Pedestrian advocate Anna Campbell of Queensland Walks stressed the importance of shading for pedestrians’ comfort and well-being, highlighting the inconsistencies in the priorities set by the Council.

“After years of advocacy to prioritise shading on key pedestrian routes like Victoria Bridge, we are surprised and disappointed to hear about the delay of this priority project. Brisbane residents have been incredibly patient navigating a construction site and changes to the Cultural Centre bus platform and they have patiently waited for shading on Victoria Bridge for years, but I suspect their patience is wearing thin. “

Ms Campbell noted that the Victoria Bridge shading project is featured on the front page of the recently released BCC Draft Walkable Brisbane Strategy. The Lord Mayor has also supported shading over playgrounds to help reduce the risk of skin cancer and the impacts of heat. But, she says, he has cancelled shading over Brisbane’s most vital river crossing link.

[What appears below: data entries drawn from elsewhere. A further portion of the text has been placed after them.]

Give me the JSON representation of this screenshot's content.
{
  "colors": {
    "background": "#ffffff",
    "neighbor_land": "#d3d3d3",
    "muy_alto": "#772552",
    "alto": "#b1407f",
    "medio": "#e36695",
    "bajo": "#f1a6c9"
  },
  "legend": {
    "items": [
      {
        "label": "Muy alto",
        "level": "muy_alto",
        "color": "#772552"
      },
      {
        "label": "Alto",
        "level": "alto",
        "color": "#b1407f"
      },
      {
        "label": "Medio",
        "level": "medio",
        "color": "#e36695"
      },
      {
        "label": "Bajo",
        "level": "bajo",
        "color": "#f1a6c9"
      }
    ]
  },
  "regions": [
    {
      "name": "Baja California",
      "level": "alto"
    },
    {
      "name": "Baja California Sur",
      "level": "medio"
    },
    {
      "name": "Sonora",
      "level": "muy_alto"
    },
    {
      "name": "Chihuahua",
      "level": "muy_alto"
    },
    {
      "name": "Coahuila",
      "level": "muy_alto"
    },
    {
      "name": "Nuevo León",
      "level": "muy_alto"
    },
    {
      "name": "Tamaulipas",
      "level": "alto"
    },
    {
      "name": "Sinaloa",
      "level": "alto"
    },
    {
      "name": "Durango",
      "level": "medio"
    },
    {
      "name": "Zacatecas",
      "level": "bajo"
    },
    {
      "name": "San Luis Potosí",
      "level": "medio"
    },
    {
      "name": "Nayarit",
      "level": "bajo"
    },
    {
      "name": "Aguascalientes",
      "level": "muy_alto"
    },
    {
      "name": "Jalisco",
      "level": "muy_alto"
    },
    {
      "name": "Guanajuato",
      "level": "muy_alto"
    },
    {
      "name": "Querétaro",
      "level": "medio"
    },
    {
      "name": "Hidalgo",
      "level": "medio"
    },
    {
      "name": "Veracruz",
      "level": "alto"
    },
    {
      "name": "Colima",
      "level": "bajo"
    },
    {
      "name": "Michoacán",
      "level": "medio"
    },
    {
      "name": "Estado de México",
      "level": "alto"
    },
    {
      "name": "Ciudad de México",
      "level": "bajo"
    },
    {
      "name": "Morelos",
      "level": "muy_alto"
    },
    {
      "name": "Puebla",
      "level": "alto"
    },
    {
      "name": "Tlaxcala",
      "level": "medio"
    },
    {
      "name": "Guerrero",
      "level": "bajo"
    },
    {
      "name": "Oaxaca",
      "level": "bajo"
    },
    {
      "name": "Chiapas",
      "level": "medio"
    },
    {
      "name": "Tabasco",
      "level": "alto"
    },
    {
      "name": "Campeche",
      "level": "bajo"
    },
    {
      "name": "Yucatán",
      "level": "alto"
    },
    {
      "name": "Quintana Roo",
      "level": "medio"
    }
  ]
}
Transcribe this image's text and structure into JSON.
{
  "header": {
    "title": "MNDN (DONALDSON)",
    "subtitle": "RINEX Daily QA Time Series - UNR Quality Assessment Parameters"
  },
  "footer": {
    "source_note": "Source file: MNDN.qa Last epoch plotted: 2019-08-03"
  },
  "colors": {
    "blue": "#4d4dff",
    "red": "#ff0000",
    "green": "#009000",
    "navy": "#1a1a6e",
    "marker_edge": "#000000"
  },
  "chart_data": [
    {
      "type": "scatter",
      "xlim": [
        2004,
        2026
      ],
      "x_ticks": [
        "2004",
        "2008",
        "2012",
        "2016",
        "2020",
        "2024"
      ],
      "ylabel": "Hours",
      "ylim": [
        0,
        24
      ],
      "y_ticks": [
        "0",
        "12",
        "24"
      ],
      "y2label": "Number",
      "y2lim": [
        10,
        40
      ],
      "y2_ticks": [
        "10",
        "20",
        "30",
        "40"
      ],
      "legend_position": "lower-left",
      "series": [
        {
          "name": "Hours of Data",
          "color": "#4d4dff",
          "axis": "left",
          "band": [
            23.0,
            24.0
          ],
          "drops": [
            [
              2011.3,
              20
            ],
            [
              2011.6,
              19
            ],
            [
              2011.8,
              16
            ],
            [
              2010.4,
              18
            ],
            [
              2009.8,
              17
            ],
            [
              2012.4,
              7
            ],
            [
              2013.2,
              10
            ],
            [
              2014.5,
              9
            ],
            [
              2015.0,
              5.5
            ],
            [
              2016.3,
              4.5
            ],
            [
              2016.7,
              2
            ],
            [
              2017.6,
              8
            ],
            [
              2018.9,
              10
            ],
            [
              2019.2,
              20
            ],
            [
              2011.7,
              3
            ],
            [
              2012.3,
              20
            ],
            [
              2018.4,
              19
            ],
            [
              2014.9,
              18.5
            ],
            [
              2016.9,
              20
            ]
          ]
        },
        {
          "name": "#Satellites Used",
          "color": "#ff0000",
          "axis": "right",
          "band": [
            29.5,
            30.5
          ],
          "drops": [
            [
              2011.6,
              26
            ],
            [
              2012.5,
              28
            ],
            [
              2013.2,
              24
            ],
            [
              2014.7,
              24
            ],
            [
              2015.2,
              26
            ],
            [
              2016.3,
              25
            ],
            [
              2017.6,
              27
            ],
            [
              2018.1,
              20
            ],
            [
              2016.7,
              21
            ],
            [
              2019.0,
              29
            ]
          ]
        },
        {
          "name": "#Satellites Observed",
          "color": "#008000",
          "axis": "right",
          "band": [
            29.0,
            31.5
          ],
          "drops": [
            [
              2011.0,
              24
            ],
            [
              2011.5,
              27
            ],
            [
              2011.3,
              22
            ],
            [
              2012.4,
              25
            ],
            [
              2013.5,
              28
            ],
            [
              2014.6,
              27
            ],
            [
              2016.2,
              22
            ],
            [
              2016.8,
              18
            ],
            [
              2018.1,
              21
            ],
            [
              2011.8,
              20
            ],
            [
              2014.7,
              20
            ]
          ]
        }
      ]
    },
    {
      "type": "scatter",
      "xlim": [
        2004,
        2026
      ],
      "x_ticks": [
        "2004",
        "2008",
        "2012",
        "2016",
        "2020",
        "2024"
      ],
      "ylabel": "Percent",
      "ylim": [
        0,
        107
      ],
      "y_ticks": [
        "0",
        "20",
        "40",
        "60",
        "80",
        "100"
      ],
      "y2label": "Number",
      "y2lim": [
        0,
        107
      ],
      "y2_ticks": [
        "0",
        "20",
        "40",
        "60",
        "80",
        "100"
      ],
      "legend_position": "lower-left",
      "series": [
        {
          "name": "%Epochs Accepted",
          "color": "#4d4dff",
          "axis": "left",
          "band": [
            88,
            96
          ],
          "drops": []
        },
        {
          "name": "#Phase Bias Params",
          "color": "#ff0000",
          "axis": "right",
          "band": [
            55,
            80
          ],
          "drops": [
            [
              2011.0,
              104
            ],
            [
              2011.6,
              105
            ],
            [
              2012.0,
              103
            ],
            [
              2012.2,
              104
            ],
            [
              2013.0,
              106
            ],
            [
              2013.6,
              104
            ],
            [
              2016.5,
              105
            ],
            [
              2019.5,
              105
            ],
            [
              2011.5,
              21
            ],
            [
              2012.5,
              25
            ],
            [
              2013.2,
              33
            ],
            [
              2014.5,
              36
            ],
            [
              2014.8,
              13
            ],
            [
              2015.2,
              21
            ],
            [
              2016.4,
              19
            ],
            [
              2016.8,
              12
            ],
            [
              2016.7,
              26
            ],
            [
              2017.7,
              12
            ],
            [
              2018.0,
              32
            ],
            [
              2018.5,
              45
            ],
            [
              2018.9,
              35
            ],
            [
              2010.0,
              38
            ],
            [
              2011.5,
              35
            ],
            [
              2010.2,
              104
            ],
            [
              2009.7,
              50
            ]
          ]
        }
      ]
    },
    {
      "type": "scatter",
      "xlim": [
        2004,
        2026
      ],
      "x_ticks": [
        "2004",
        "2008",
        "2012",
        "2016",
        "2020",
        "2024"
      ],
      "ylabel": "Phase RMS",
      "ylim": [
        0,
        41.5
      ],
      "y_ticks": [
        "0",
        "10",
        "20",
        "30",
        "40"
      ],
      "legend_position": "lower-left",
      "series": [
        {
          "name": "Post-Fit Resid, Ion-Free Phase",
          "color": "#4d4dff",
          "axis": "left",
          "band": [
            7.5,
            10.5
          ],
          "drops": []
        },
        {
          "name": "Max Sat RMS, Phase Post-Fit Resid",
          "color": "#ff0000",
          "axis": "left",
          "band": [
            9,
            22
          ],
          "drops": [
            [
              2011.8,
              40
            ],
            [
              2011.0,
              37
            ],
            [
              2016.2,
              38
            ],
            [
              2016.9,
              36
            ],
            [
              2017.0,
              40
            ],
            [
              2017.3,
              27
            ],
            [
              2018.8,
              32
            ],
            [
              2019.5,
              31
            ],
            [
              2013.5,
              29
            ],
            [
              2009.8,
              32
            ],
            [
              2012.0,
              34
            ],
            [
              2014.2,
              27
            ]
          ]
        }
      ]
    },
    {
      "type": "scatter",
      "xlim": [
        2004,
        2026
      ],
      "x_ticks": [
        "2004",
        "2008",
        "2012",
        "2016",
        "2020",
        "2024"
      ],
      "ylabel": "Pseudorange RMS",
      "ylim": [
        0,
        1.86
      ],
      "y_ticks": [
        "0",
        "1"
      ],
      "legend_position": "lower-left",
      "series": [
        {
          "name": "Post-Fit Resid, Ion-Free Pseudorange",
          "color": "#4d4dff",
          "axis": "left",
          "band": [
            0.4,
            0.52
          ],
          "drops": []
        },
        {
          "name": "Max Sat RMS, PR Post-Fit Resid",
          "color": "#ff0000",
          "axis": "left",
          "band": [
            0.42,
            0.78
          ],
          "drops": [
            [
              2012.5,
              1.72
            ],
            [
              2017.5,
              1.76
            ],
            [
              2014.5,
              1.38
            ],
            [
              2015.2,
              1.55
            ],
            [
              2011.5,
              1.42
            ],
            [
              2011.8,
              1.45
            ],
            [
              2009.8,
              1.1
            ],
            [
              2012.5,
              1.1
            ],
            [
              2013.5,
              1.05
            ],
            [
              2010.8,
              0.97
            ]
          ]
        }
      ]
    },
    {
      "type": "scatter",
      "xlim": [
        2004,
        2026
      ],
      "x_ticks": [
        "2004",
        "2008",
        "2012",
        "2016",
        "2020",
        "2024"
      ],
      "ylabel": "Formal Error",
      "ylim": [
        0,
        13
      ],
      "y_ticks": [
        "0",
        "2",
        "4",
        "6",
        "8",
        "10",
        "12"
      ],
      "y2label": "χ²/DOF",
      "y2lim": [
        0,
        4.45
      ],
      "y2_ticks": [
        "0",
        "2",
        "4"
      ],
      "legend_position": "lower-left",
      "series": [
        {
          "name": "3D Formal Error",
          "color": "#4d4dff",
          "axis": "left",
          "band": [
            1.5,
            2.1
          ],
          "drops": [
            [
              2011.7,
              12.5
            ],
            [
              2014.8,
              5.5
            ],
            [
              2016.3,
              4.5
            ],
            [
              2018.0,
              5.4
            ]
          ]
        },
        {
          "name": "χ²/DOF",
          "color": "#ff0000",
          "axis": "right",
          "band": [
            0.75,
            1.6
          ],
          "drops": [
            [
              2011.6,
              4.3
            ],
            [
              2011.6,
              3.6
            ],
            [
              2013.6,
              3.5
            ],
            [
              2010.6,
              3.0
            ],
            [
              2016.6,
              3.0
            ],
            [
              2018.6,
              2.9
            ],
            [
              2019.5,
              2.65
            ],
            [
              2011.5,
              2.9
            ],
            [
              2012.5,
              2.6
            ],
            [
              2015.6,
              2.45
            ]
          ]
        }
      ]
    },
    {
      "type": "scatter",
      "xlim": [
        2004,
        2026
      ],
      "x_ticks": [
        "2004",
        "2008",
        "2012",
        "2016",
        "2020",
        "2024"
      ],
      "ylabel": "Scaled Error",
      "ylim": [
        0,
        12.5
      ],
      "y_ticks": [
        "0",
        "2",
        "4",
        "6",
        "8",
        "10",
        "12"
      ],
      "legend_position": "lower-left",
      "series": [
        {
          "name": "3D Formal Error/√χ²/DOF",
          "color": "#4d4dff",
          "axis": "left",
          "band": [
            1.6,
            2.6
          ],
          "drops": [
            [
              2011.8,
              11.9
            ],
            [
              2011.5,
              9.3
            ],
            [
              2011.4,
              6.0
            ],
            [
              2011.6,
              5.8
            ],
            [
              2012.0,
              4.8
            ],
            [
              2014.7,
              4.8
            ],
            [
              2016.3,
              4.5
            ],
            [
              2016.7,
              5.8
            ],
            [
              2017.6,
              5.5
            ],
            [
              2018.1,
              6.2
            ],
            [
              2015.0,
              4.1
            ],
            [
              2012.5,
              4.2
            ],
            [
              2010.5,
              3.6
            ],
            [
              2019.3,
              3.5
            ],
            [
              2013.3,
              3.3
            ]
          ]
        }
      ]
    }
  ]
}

“We know that the bridge is accessed by the same families benefitting from playground shading, office staff and tourists, so we cannot understand this decision to postpone this project.”

“Heat and lack of shading are also acknowledged as barriers to walking within the strategy, and the Lord Mayor says that shading for pedestrians has a direct impact on the quality of our lives.

“We know that for every one dollar spent on walking, there is thirteen dollars in cost-benefit to business, physical and mental health and the community. 20,000 people walking and riding use Victoria Bridge on busier days which makes the investment in shading very good economics. We encourage Council to rethink this decision and not delay the project further.”

Anna Campbell, Queensland Walks

“Let’s build shading now to prevent the increasing building cost and respond to rising day time temperatures and hotter days.” 

Council has not provided a timeframe for the resumption of the project.


Wendy Aghdam, the Greens Candidate for Central Ward has created a petition in response to community concerns, calling on Brisbane City Council to review its decisions and reinstate funding for the bridge shading project.